Ayrılırken öğrencim Mehmet, Nazım Hikmet’in “Hapiste Yatacak Olana Öğütler” şiirini istedi. Gözü kitap okuyamayacak kadar bozuk olan bir mahkum, kasete okunmuş romanlar istedi.

Bulup getirmeye söz verdim.

“Gelecek toplantımıza gelirken herkes hazırlıklı gelsin. Hünerini göstersin!” dedim.

“Getiririz, getiririz!” dediler.

2003 yılının son edebiyat akşamına yirmi iki mahkum gelmişti. İstek üzerine önce Nazım Hikmet’in “Hapiste Yatacak Olana Öğütler” şiirini seslendirdik. Şiiri, Nazım’ın hayatıyla birleştirerek açıkladım. Herkes sıradan hünerini gösterecekti. Yirmi iki mahkumdan altısı Bingöllü idi. Uyuşturucu illetine bulaşmışlar. Gerisini sormadım. Yan yana oturuyorlardı. Birisinin hiç okuma yazması yoktu. Diğeri konuşmaktan çekiniyordu. Gencecik insanlar… Kim yazmış bu alınyazılarını? Hangi kalemle? Ve neden böyle yazmış? Yüzlerine baktıkça, kafamın içinde sorular çakıyor birbiri ardına.

Fıkralar, masallar, türkülerle geçiverdi zaman.

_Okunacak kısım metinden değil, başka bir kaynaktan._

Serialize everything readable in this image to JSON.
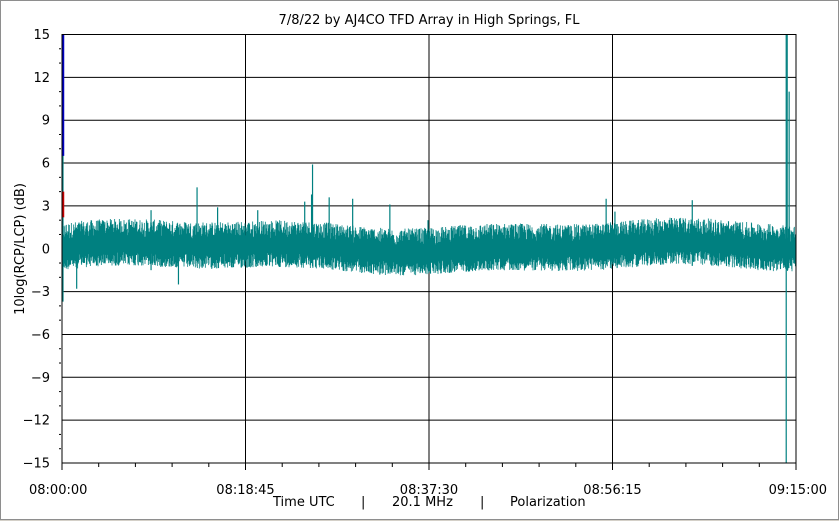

Sabahattin Ali’nin şiirinde geçen “Bir küfür salla Allah’a” sözleri kiminin hoşuna gitmedi. “Aldırma gönül aldırma!” türküsünü söylerken tartışma konusu olan dizeyi “Bir sevgi yolla Allah’a” biçiminde değiştiriverdiler.

Yeni yıldaki edebiyat saatlerinde, isteyen kendi yazdığı şiirleri, öyküleri de okuyacak. “Hapishane’de bir dergi çıkaralım,” diyenler var.

Öğrencim Mehmet, “Romanımı bitirince size vereceğim! Bakalım beğenecek misiniz?” dedi vedalaşırken. “Çok bekletme beni, sonra Türkçe dersinden zayıf veririm!” dedim. Güldü. Çocuklaştı. Avcumun içindeki eli serçe yavrusu gibi tedirgin ve sıcacıktı.

Gülmek ve sevmek

Eve dönerken okullarda öğrencilerimizi iyi yetiştiremediğimizi düşündüm. Mehmet sınıfın arka sıralarında otururdu. 1990-1991 ders yılında, onuncu sınıf notlarına baktım: 4 – 3 – 3 – 3 – 3 Temel eğitimini “orta” derece ile bitirmiş. Not defterimde hiçbir kötü davranışı yazılı değil. Bir öğrenciye, kız kardeşini ya da başka bir insanı hiçbir gerekçe ile öldürmemesi gerektiğini öğretemedikten sonra Türkçe yazılısından “orta”, matematikten “iyi” notu vermenin anlamı ne?

Almanya’daki hapishanelerde yatan mahkumların onda biri Türkiye kökenli insanlar. Bu oran çok yüksek. Her yıl üniversiteye giren gençlerimizin sayısı, hapishaneye girenlerinki ile aynı. Nedir bu böyle? Herkes bu konularda biraz daha düşünebilir.

Edebiyat duvarların dışında da, içinde de umut veriyor insanlara. Türküler, şiirler, fıkralar insan sevgisi serpmeli yüreklere, beyinlere…

On beş yıla mahkum olmuş Osman’ın sözleri çınlıyor kulaklarımda:

“Valla hocam, buraya düşeli dört yıl oldu. Dört yıldan beri hiç böyle gülmemiştim. Gülmeyi unutmuştum. Bugün bana gülmeyi yeniden öğrettin!”

Gülmeyi, sevmeyi unutmuş insanlar var içeride, dışarıda, yakınımızda. Belki biz de unuttuk sevmeyi ve gülmeyi. Önce kendimiz gülelim, gülmesini bilelim; sonra sevmeyi ve gülmeyi öğretelim çocuğumuza, eşimize, dostumuza…

Yeni yılda sağlıklı, mutlu, neşeli, sevgi ve sevinç dolu günler dilerim.